Un’associazione nata dal dolore, trasformato in forza e solidarietà. È “La cura di Agnese”, con sede ad Albenga, realtà di volontariato fondata nel 2022 dai genitori della piccola Agnese, scomparsa a soli tre anni a causa di una malattia genetica rara. L’obiettivo: sostenere i bambini che, come lei, necessitano di assistenza continua e le famiglie che li accudiscono.
“L’associazione nasce da un bisogno comune a chi perde un figlio: farlo rivivere in qualche modo, attraverso l’aiuto alle famiglie che vivono esperienze simili alla nostra - spiega Martina Basso, mamma di Agnese -. Abbiamo incontrato tantissime difficoltà nell’assistenza domiciliare pediatrica che praticamente non c’era. A un certo punto, sono stata costretta a rivolgermi al tribunale: il giudice ha stabilito che nostra figlia aveva diritto a un’infermiera. È arrivata, ma solo un mese prima che Agnese morisse”.
Un percorso doloroso, ma che ha aperto la strada ad altri. “Agnese non c’è più, ma quell’infermiera oggi segue altri bambini sul territorio – continua Basso –. La nostra battaglia è servita, ma il nostro sogno è che nessuna famiglia debba più affrontare la burocrazia invece di occuparsi dei propri figli”.
L’associazione mette a disposizione professionisti sanitari, come fisioterapisti, e volontari, per alleggerire il peso delle cure quotidiane e migliorare la qualità di vita dei piccoli pazienti. “La cosa migliore per questi bimbi è restare a casa, nel loro ambiente - sottolinea Basso -. Il nostro sogno è garantire anche infermieri pediatrici a domicilio, perché anche i genitori hanno diritto a un momento di respiro".

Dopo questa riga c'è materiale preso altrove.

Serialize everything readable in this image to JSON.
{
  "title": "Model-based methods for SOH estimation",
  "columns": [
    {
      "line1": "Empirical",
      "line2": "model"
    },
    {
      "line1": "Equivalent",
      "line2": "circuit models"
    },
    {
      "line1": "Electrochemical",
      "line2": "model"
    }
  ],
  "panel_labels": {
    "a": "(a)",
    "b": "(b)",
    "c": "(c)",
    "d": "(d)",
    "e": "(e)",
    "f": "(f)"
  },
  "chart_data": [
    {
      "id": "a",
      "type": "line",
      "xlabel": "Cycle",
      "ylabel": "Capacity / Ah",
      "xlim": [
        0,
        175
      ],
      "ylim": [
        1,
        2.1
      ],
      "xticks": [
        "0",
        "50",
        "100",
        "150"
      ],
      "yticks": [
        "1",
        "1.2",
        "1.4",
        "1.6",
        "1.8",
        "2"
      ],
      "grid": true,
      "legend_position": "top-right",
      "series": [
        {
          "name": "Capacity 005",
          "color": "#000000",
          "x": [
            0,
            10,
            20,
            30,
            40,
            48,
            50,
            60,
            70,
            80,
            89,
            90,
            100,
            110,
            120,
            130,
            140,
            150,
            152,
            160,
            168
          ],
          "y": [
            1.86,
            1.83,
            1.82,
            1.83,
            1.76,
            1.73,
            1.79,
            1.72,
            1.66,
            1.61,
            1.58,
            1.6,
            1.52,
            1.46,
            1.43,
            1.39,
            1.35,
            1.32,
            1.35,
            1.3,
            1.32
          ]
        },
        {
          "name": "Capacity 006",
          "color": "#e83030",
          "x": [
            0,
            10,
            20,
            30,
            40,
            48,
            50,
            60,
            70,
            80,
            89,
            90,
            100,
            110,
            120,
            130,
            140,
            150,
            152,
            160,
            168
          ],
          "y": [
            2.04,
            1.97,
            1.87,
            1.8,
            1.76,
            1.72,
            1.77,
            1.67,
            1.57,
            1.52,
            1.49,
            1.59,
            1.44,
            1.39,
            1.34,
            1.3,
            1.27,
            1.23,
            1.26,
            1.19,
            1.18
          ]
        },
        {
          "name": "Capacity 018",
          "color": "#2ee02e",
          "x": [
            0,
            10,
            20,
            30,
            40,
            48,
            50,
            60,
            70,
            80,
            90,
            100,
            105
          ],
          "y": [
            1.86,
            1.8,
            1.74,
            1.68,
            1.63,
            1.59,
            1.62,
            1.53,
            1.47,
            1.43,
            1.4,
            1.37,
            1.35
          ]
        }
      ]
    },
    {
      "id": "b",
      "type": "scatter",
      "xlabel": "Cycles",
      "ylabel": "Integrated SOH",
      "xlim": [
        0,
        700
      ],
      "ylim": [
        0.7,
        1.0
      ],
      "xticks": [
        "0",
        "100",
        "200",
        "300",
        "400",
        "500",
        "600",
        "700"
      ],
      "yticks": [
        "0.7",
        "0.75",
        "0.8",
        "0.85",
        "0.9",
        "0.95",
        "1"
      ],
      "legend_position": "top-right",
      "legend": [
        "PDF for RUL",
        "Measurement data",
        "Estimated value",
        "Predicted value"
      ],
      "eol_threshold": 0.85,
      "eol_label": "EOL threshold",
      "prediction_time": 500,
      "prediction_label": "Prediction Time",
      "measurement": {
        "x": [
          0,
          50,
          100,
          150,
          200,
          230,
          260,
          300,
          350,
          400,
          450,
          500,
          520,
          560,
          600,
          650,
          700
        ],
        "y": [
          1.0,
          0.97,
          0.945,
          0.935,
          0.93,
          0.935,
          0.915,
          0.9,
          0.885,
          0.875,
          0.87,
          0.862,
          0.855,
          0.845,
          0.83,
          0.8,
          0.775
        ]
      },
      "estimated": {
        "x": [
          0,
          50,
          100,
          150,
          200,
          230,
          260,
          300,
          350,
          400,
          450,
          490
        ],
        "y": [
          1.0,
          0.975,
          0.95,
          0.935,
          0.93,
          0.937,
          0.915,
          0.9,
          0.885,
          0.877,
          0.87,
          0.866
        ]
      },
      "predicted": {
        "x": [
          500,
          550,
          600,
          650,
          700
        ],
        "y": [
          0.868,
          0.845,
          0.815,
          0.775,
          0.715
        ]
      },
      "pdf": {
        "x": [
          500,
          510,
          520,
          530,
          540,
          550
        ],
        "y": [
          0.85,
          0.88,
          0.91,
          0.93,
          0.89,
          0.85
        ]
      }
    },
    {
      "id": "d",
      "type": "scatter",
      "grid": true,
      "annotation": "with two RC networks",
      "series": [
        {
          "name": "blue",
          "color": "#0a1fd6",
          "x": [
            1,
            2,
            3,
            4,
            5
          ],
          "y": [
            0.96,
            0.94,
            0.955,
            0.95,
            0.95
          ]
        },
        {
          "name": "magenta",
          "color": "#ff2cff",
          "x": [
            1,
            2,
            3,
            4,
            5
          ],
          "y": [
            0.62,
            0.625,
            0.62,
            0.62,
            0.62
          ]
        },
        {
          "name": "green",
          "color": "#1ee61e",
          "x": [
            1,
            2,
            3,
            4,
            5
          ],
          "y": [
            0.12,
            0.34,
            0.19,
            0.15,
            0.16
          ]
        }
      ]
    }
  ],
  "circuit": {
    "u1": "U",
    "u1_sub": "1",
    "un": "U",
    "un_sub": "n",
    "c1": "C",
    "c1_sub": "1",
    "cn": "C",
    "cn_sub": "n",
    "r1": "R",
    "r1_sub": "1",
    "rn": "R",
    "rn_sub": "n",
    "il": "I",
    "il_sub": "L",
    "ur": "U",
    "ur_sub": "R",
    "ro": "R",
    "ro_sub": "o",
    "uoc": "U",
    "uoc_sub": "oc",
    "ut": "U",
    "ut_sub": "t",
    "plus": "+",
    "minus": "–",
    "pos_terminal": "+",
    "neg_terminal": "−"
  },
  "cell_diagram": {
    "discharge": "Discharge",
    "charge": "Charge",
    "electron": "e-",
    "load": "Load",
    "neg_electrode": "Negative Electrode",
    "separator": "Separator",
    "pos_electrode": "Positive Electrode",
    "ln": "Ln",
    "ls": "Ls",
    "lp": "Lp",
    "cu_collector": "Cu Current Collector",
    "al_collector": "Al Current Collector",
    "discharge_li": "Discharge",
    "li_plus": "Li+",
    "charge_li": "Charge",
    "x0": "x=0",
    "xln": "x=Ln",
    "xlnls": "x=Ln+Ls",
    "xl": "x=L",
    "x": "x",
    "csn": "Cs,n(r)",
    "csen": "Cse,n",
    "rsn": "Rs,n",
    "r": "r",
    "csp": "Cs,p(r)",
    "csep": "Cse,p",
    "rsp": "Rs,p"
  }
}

Un impegno che trova sostegno nella comunità. Elisa Costa, mamma e volontaria, racconta: “Ho iniziato a collaborare con l’associazione per aiutare le famiglie che soffrono. Io sono una mamma che ha avuto difficoltà ad accedere alle cure sanitarie per la mia bambina che ha avuto un problema. Per questo ‘La cura di Agnese’ diventa un punto di riferimento concreto: nel limite del possibile, ci aiuta ad alleggerire un po’ la vita dei nostri figli e anche quella dei genitori. Ed io ho scelto di dare una mano perché voglio rendermi utile per le famiglie che soffrono e chi soffre”.
“Molte malattie rare non vengono diagnosticate subito – aggiunge Costa –. È fondamentale non sottovalutare i segnali e approfondire. L’associazione ci ricorda che non siamo soli, e che insieme possiamo migliorare il presente di questi bambini con bisogni speciali”, conclude.